Metamorphoses Book 11, Lines 100 - 128

The Midas touch

by Ovid

Midas, the King of Lydia, has done Bacchus, God of wine, a good turn by returning his foster-father Silenus, who has wandered under the influence of age and alcohol. As we will see, Midas will regret the use he makes of the wish that Bacchus grants him as a reward. All is well that ends well: Bacchus will tell Midas where to wash his unwanted gift away in a river that, naturally, will be famous for its golden sand for ever after.

In myth the Hesperides, or Daughters of the Evening, were famed for their golden apples, and Danaë was seduced by Jupiter in the form of a shower of gold.

To scroll the original and English translation of the poem at the same time - tap inside one box to select it and then scroll.

Huic deus optandi gratum, sed inutile, fecit
muneris arbitrium gaudens altore recepto.
ille male usurus donis ait ‘effice, quicquid
corpore contigero, fulvum vertatur in aurum.’
adnuit optatis nocituraque munera solvit
Liber et indoluit, quod non meliora petisset.
laetus abit gaudetque malo Berecyntius heros
pollicitique fidem tangendo singula temptat
vixque sibi credens, non alta fronde virentem
ilice detraxit virgam: virga aurea facta est;
tollit humo saxum: saxum quoque palluit auro;
contigit et glaebam: contactu glaeba potenti
massa fit; arentis Cereris decerpsit aristas:
aurea messis erat; demptum tenet arbore pomum:
Hesperidas donasse putes; si postibus altis
admovit digitos, postes radiare videntur;
ille etiam liquidis palmas ubi laverat undis,
unda fluens palmis Danaen eludere posset;
vix spes ipse suas animo capit aurea fingens
omnia. gaudenti mensas posuere ministri
exstructas dapibus nec tostae frugis egentes:
tum vero, sive ille sua Cerealia dextra
munera contigerat, Cerealia dona rigebant,
sive dapes avido convellere dente parabat,
lammina fulva dapes admoto dente premebat;
miscuerat puris auctorem muneris undis:
fusile per rictus aurum fluitare videres.
Attonitus novitate mali divesque miserque
effugere optat opes et quae modo voverat, odit.

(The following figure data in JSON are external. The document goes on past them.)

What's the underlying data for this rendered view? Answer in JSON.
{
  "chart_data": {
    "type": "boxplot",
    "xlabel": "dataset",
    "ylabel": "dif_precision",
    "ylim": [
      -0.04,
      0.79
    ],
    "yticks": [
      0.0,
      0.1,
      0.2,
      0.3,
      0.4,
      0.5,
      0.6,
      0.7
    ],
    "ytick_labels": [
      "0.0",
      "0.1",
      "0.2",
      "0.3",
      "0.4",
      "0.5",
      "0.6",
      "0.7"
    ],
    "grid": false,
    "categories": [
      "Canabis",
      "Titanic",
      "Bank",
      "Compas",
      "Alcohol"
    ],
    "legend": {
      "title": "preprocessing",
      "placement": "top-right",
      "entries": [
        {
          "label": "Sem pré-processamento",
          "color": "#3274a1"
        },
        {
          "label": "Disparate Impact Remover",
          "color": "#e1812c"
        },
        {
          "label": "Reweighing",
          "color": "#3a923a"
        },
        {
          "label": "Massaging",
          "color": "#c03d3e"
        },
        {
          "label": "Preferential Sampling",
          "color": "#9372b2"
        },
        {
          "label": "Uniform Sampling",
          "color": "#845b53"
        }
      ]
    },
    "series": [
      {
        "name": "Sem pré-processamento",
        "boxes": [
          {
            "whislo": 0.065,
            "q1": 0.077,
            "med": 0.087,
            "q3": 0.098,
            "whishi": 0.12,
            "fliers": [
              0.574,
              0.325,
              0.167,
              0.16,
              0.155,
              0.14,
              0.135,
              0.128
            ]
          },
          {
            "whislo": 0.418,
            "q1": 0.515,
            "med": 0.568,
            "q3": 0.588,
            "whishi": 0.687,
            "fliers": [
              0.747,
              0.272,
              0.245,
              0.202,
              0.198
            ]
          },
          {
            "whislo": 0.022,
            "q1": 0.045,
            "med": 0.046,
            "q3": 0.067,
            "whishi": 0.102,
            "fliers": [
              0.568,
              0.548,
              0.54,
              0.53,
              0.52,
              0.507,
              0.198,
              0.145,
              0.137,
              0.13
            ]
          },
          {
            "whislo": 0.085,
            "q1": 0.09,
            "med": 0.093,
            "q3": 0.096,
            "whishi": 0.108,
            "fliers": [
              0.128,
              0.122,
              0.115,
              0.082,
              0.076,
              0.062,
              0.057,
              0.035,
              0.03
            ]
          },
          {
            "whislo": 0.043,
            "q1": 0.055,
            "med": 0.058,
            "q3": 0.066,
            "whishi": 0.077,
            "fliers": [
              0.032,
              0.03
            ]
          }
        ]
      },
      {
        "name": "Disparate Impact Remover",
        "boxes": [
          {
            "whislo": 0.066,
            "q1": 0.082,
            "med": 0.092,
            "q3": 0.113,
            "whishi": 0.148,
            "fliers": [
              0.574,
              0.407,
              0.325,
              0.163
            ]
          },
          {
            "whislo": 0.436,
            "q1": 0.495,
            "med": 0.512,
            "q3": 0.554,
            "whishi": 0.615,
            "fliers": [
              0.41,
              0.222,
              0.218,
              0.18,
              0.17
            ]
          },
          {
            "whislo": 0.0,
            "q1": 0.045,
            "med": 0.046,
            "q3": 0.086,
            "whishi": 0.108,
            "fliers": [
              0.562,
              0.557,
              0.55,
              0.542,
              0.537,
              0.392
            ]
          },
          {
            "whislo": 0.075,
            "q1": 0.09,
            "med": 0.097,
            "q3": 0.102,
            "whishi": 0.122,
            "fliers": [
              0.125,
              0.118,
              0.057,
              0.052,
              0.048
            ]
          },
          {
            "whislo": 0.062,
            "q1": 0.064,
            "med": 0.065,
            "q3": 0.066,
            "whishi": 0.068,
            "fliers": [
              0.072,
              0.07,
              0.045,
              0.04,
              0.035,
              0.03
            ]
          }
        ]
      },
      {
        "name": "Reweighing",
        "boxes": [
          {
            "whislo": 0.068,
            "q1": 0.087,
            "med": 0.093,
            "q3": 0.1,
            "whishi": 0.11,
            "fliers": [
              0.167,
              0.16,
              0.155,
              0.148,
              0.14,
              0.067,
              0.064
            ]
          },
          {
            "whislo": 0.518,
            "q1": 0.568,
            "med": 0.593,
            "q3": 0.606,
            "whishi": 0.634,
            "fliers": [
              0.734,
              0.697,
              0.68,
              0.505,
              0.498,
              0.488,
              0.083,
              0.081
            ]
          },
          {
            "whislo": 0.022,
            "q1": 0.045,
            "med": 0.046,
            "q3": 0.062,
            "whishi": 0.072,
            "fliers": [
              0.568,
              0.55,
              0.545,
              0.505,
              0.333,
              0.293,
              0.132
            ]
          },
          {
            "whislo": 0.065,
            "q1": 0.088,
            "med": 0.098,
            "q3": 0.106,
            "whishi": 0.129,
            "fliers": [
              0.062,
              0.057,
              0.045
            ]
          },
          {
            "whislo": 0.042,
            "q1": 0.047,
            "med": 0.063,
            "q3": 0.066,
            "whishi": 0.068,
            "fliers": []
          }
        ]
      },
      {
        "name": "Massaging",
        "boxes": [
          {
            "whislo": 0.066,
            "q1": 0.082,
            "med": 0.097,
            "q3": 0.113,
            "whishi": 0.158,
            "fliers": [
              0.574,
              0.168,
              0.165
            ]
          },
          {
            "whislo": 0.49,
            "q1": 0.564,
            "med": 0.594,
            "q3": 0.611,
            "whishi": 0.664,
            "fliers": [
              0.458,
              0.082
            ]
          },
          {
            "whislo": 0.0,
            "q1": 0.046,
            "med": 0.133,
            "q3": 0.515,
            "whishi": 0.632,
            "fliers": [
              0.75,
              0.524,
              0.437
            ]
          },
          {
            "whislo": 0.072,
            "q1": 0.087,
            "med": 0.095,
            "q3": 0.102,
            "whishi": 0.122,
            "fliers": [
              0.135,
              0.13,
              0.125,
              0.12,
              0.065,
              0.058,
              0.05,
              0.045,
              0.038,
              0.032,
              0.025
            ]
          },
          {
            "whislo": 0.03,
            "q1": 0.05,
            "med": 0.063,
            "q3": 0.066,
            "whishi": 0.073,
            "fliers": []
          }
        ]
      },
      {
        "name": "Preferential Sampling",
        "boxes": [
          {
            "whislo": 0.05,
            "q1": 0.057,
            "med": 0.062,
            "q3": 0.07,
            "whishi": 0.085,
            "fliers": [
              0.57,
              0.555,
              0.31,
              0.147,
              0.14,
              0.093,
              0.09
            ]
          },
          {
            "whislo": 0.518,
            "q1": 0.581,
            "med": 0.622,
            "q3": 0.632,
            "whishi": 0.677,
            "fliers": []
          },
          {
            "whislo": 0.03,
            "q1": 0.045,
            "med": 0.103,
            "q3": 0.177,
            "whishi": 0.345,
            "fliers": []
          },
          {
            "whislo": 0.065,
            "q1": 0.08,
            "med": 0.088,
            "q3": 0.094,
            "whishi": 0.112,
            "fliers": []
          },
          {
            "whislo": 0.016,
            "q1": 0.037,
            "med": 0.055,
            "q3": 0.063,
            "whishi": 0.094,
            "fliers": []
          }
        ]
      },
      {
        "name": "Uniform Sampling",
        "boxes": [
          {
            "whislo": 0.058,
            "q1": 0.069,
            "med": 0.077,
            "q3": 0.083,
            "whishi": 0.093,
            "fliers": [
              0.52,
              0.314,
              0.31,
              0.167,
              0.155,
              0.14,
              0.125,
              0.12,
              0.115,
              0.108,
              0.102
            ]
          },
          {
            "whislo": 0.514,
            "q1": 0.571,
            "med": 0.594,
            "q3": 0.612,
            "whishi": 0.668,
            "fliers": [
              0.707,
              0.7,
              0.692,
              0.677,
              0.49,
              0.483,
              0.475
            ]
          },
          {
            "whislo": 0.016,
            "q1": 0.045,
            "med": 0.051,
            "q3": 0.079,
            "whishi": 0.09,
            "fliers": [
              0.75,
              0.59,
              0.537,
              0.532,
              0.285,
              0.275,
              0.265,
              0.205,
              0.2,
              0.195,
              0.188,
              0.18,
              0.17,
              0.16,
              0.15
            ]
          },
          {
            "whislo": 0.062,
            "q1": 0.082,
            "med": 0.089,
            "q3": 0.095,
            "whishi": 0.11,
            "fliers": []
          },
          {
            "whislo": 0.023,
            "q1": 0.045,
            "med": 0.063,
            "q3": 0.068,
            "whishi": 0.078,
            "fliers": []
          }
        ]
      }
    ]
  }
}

Joyful to have Silenus back, Bacchus gave Midas the
welcome, but unprofitable, choice of a wish.
Midas, who would make poor use of the gift, said “grant
that whatever I touch be turned to shining gold!”
Bacchus granted the wish and gave the gift, harmful as
it was to be, and was sorry Midas had not asked for better.
Off goes Midas the hero and glories in his misfortune,
and tries out if his promised gift is real by touching things,
hardly believing his senses. From a low holm-oak
he plucked down a green twig: the twig was turned to gold;
he picked up a stone: the stone, too, gleamed with gold;
he picks up a clod from the ground: at the potent touch,
the clod becomes solid gold; he plucked dry ears of corn;
the harvest was golden; he holds an apple from a tree:
you’d think the Hesperides had given it; if he touches
the high doorposts with his fingers, the posts are seen
to shine; and when he washed his hands in water,
what flowed from them could have deceived Danaë; he
can barely mentally contain his hopes, turning everything
to gold. His servants spread the table for him in his joy,
covered in food and with no shortage of bread:
but then, if he touched the bread with his hand,
the gift of Ceres turned rigid, or if he eagerly
went for a mouthful with his teeth, his teeth
were clamping a sheet of gold; when he mixed
pure water with the wine of Bacchus, the giver of his gift,
you would have seen liquid gold flow into his open mouth.
Amazed at this sudden evil, enriched but impoverished,
he wants to escape wealth, hates what he just prayed for.